Alors que nous remontions vers le bureau, un collègue me signalait que le bar oriental un peu délabré, de l'autre côté de la rue, avait été autrefois un café assez chic - ce que confirmait le dessin floral de la porte réalisé dans le plus pur style "art nouveau" qui fait l'une des rares gloires de cette ville... L'endroit était pourtant déjà en mauvais état lorsque je l'avais contourné, il y a sept ans, pour monter chez un ami qui habitait deux étages au-dessus.

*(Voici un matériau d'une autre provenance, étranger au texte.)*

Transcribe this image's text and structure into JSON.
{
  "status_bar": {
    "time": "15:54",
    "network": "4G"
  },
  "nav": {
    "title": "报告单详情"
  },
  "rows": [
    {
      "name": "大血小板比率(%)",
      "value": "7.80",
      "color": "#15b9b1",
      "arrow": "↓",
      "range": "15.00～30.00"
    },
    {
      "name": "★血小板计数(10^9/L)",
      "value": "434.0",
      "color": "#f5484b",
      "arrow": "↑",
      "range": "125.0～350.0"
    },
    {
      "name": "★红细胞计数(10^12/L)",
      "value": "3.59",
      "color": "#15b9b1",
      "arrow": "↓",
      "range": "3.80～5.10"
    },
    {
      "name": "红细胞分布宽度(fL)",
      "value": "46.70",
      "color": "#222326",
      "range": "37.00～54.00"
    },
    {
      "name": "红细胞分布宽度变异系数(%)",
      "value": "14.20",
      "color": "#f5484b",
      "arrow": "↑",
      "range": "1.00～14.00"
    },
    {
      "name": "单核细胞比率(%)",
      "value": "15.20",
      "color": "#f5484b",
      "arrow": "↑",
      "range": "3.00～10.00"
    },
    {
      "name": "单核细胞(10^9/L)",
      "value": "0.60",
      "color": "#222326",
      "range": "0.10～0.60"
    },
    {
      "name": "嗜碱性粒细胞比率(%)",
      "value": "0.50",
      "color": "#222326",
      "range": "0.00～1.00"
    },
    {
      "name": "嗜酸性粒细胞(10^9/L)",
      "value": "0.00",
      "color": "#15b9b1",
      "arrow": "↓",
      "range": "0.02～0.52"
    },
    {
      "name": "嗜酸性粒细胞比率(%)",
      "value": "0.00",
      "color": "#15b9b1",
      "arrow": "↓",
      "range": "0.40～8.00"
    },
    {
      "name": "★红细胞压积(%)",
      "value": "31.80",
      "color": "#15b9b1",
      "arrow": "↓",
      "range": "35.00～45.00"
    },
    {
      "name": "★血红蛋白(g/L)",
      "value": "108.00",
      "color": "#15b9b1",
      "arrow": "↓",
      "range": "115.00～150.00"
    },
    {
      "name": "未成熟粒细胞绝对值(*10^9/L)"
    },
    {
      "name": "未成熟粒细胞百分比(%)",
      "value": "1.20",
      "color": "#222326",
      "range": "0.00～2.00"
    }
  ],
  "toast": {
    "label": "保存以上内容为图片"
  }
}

"La chambre était pauvre et vulgaire,
cachée au-dessus de la taverne louche.
Par la fenêtre, on apercevait la ruelle,
étroite et sordide. D'en bas montaient
les voix de quelques ouvriers
qui jouaient aux cartes et qui s'amusaient."*
Comment ai-je pu oublier ce lieu devant lequel je suis si souvent repassé? Mais il y eut tant d'appartements similaires, à l'époque, et cette soirée avait été particulièrement ennuyeuse, décevante - je m'étais rapidement enfui. Pourquoi m'en suis-je soudain souvenu?
*
Tandis que je poursuivais mon chemin sans rien dire, je commençais à comprendre que cette ville possède désormais pour moi des attaches secrètes, qu'elle devient une autre "capitale de la mémoire", et qu'elle abrite comme Alexandrie ou Rome les strates de cités évanouies, affleurant au hasard d'un coup de pioche, les vestiges de ma vie passée.